A new and potentially extremely deadly arms race could be heating up the Earth.

Three days after Hurricane Katrina’s landfall in Louisiana, George W. Bush gave a prophetic speech to the American people, describing the aftermath of the storm by saying, “It’s as if the Gulf Coast were obliterated by the worst kind of weapon you can imagine.”

Weather may be the new nuclear bomb.

There is a rush by world powers, led by the U.S., to be the first to understand how to harness the weather as a weapon of war. The process, commonly referred to as weather modification, has in the past been ostensibly focused on the agricultural sector and the use of cloud-seeding techniques to promote rainfall.

But, the U.S. military is now exploring the use of weather modification as a tool in its arsenal of modern warfare.
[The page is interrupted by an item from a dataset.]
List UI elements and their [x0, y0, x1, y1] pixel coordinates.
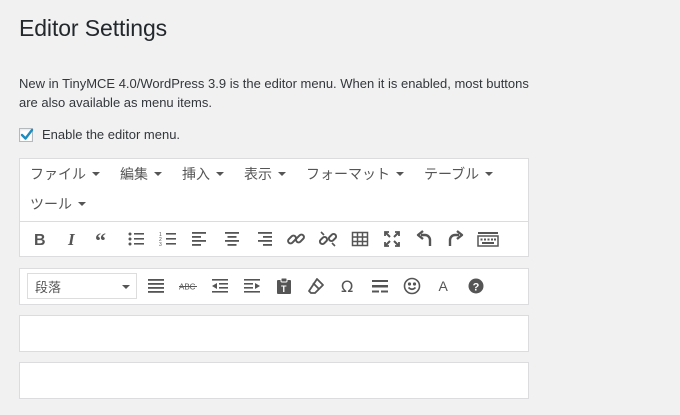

In 1957, the presidential advisory committee on weather control warned modifying the weather “could become a more important weapon than the atom bomb.”

A research report commissioned for the U.S. air force in 1996 titled, “Weather as a Force Multiplier,” states that by the year 2025, the U.S. should have the capability to “own the weather” by taking advantage of new technologies and “focusing development of those technologies to war-fighting applications.”
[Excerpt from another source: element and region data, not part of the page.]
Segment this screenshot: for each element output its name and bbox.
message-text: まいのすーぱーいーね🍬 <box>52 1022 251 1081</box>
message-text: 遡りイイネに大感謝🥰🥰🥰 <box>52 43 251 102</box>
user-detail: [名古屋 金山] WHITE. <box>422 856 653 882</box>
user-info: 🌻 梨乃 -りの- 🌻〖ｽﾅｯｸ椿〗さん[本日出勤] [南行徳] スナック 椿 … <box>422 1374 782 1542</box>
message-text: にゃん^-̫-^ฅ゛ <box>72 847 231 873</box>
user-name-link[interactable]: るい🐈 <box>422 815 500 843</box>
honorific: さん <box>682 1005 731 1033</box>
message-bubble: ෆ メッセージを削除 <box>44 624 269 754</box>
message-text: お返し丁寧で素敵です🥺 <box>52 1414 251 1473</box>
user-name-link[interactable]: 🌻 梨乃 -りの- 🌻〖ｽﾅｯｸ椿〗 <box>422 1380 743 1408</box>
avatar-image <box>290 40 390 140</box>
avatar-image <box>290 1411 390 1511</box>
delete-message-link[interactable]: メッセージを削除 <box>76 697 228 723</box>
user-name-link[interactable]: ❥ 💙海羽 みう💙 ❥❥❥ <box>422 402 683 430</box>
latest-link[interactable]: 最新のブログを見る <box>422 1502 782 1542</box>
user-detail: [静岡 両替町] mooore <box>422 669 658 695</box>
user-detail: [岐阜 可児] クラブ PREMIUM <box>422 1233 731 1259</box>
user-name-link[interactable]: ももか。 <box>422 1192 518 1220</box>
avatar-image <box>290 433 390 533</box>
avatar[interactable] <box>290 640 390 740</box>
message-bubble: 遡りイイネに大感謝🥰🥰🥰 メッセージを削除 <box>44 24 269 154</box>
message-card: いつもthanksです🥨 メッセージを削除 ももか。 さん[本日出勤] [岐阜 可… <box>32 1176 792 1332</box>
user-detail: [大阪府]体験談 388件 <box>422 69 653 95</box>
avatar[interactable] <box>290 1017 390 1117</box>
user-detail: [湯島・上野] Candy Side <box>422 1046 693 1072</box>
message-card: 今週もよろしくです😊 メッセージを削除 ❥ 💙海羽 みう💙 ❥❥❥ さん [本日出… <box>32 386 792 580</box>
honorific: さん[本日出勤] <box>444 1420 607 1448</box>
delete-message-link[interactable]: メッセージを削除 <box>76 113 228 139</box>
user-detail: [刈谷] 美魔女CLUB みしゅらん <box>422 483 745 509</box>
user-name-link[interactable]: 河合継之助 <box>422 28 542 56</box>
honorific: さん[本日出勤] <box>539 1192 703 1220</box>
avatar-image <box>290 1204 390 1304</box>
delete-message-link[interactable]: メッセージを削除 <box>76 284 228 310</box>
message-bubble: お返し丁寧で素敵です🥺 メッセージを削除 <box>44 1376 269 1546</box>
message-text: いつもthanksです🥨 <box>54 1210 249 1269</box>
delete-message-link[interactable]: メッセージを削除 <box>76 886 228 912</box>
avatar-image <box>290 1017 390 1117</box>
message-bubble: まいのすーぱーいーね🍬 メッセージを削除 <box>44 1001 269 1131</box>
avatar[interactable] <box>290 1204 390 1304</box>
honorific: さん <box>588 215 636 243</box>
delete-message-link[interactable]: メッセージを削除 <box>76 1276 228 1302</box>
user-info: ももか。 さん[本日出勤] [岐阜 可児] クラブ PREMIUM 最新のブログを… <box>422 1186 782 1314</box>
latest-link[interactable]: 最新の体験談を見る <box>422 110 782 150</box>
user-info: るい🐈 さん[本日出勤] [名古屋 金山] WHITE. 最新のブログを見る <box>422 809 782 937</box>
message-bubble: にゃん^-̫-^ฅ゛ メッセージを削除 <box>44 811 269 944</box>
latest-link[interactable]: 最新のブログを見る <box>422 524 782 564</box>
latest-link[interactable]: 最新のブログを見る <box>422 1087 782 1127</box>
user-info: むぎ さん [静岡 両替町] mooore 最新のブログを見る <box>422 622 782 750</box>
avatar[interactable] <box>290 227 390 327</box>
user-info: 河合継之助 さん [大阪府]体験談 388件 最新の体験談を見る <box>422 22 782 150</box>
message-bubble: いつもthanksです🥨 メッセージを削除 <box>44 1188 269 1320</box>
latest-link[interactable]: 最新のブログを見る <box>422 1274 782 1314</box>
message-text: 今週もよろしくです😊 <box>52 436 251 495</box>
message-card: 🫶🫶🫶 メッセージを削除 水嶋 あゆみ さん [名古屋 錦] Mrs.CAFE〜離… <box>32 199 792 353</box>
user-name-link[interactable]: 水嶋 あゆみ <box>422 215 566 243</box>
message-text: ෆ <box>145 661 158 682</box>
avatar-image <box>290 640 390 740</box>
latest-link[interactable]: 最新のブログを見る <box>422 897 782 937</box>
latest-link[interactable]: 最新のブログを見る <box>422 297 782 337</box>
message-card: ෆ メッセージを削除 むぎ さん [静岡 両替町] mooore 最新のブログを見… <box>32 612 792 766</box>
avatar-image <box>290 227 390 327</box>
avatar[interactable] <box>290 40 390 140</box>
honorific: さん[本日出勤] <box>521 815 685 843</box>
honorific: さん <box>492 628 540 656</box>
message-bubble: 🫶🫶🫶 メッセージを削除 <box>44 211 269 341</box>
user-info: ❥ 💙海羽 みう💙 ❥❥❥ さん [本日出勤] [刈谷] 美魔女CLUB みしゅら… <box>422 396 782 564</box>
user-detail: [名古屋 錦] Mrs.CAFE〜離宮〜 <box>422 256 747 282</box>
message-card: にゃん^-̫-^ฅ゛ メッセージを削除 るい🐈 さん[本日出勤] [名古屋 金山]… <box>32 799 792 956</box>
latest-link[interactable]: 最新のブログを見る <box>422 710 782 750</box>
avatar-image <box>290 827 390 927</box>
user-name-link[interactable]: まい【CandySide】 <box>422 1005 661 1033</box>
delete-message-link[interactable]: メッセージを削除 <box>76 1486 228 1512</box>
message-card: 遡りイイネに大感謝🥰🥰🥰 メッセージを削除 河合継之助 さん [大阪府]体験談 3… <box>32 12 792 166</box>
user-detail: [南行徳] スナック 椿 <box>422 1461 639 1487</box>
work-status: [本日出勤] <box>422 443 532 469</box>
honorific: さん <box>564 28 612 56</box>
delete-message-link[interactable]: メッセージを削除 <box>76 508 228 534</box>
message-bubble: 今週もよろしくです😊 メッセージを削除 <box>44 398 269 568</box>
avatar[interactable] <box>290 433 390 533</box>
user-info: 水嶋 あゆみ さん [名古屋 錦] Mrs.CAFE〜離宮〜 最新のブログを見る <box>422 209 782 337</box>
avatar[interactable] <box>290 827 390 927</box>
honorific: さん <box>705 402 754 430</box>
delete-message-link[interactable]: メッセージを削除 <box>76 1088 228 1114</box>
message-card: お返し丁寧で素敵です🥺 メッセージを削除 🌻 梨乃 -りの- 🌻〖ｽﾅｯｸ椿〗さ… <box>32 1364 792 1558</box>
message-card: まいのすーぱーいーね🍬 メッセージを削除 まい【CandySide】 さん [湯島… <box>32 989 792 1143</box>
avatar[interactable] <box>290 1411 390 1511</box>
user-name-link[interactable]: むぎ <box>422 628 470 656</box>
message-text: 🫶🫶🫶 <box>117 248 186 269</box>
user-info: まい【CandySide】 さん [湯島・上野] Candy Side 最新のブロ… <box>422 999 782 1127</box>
Uses listed for combat include the ability to create drought and deny fresh water to enemies, create storms, fog and earthquakes and increase precipitation to cause flooding.
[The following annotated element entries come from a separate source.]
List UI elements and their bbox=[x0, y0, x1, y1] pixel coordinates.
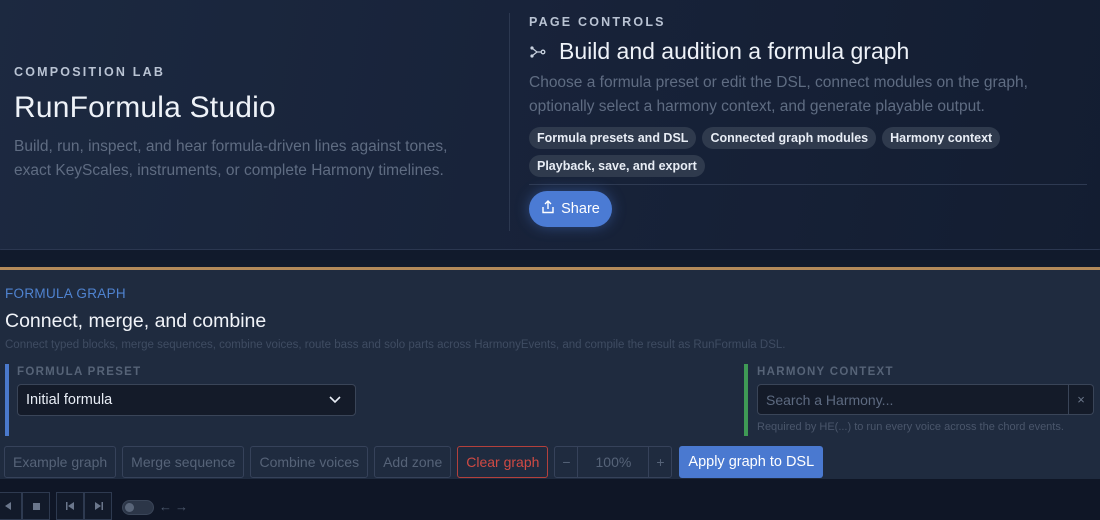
share-icon bbox=[541, 200, 555, 218]
transport-group-playback bbox=[0, 492, 50, 520]
formula-preset-value: Initial formula bbox=[26, 392, 113, 408]
clear-graph-button[interactable]: Clear graph bbox=[457, 446, 549, 478]
formula-preset-select[interactable]: Initial formula bbox=[17, 384, 356, 416]
merge-sequence-button[interactable]: Merge sequence bbox=[122, 446, 245, 478]
zoom-in-button[interactable]: + bbox=[648, 446, 673, 478]
combine-voices-button[interactable]: Combine voices bbox=[250, 446, 369, 478]
forward-arrow-icon[interactable]: → bbox=[175, 499, 188, 514]
formula-preset-label: FORMULA PRESET bbox=[17, 366, 142, 378]
formula-graph-eyebrow: FORMULA GRAPH bbox=[5, 286, 126, 301]
graph-nodes-icon bbox=[529, 41, 551, 63]
feature-chips: Formula presets and DSL Connected graph … bbox=[529, 127, 1049, 177]
skip-forward-icon[interactable] bbox=[84, 492, 112, 520]
harmony-context-field: HARMONY CONTEXT × Required by HE(...) to… bbox=[744, 364, 1094, 436]
transport-group-skip bbox=[56, 492, 112, 520]
harmony-clear-button[interactable]: × bbox=[1069, 384, 1094, 415]
page-controls-description: Choose a formula preset or edit the DSL,… bbox=[529, 74, 1028, 115]
formula-graph-panel: FORMULA GRAPH Connect, merge, and combin… bbox=[0, 267, 1100, 479]
graph-toolbar: Example graph Merge sequence Combine voi… bbox=[4, 446, 824, 478]
hero-description: Build, run, inspect, and hear formula-dr… bbox=[14, 138, 448, 179]
page-title: RunFormula Studio bbox=[14, 91, 276, 124]
share-button[interactable]: Share bbox=[529, 191, 612, 227]
chip-harmony-context: Harmony context bbox=[882, 127, 1001, 149]
back-arrow-icon[interactable]: ← bbox=[159, 499, 172, 514]
page-controls-divider bbox=[529, 184, 1087, 185]
add-zone-button[interactable]: Add zone bbox=[374, 446, 452, 478]
harmony-search-input[interactable] bbox=[757, 384, 1070, 415]
formula-graph-title: Connect, merge, and combine bbox=[5, 310, 267, 332]
play-back-icon[interactable] bbox=[0, 492, 22, 520]
hero-card: COMPOSITION LAB RunFormula Studio Build,… bbox=[0, 0, 1100, 250]
example-graph-button[interactable]: Example graph bbox=[4, 446, 117, 478]
chip-formula-presets: Formula presets and DSL bbox=[529, 127, 697, 149]
skip-back-icon[interactable] bbox=[56, 492, 84, 520]
page-controls-title: Build and audition a formula graph bbox=[559, 38, 910, 64]
page-controls-title-row: Build and audition a formula graph bbox=[529, 38, 1089, 65]
harmony-context-label: HARMONY CONTEXT bbox=[757, 366, 894, 378]
page-controls-eyebrow: PAGE CONTROLS bbox=[529, 15, 666, 29]
chip-playback: Playback, save, and export bbox=[529, 155, 705, 177]
apply-graph-button[interactable]: Apply graph to DSL bbox=[679, 446, 824, 478]
hero-intro: COMPOSITION LAB RunFormula Studio Build,… bbox=[14, 65, 484, 183]
page-controls: PAGE CONTROLS Build and audition a formu… bbox=[529, 15, 1089, 227]
formula-preset-field: FORMULA PRESET Initial formula bbox=[5, 364, 365, 436]
formula-graph-description: Connect typed blocks, merge sequences, c… bbox=[5, 339, 786, 351]
harmony-search-row: × bbox=[757, 384, 1094, 415]
stop-icon[interactable] bbox=[22, 492, 50, 520]
chevron-down-icon bbox=[329, 392, 341, 408]
chip-graph-modules: Connected graph modules bbox=[702, 127, 877, 149]
transport-bar: ← → bbox=[0, 479, 1100, 520]
hero-eyebrow: COMPOSITION LAB bbox=[14, 65, 166, 79]
loop-toggle[interactable] bbox=[122, 500, 154, 515]
zoom-control: − 100% + bbox=[554, 446, 673, 478]
zoom-out-button[interactable]: − bbox=[554, 446, 579, 478]
zoom-level: 100% bbox=[578, 446, 649, 478]
harmony-context-hint: Required by HE(...) to run every voice a… bbox=[757, 421, 1064, 433]
share-label: Share bbox=[561, 201, 600, 217]
hero-divider bbox=[509, 13, 510, 231]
Standing in the way of experimenting with more deadly techniques is a 1977 United Nations’ resolution, to which the U.S. is a signatory, banning weather modification experiments affecting other countries and that are harmful to the environment.

This may not be a problem if a bill introduced to the U.S. Senate in March, by a Republican member from Texas, passes. Bill S.517 is a bill to establish a weather modification operations and research board and for other purposes, and will be voted on this month. The U.S. has a track record of acting unilaterally when it believes its interests are at stake, which it will no doubt claim is the case here, particularly after the incompetence in domestic security and government response displayed in the disastrous aftermath of hurricanes Katrina and Rita.

There is no way of forecasting what will happen when experimenting with weather patterns. Meteorology is an extremely unpredictable science. Some say introducing foreign elements into the atmosphere to conduct warfare will produce unintended circumstances, not least of which is further pollution and heating of the planet.

The world needs to take renegade countries like the U.S. to task at the upcoming UN Conference on Climate Change in Montreal. The ecological imprint the militaries of the world are making is often ignored, but is clearly going to get a lot worse.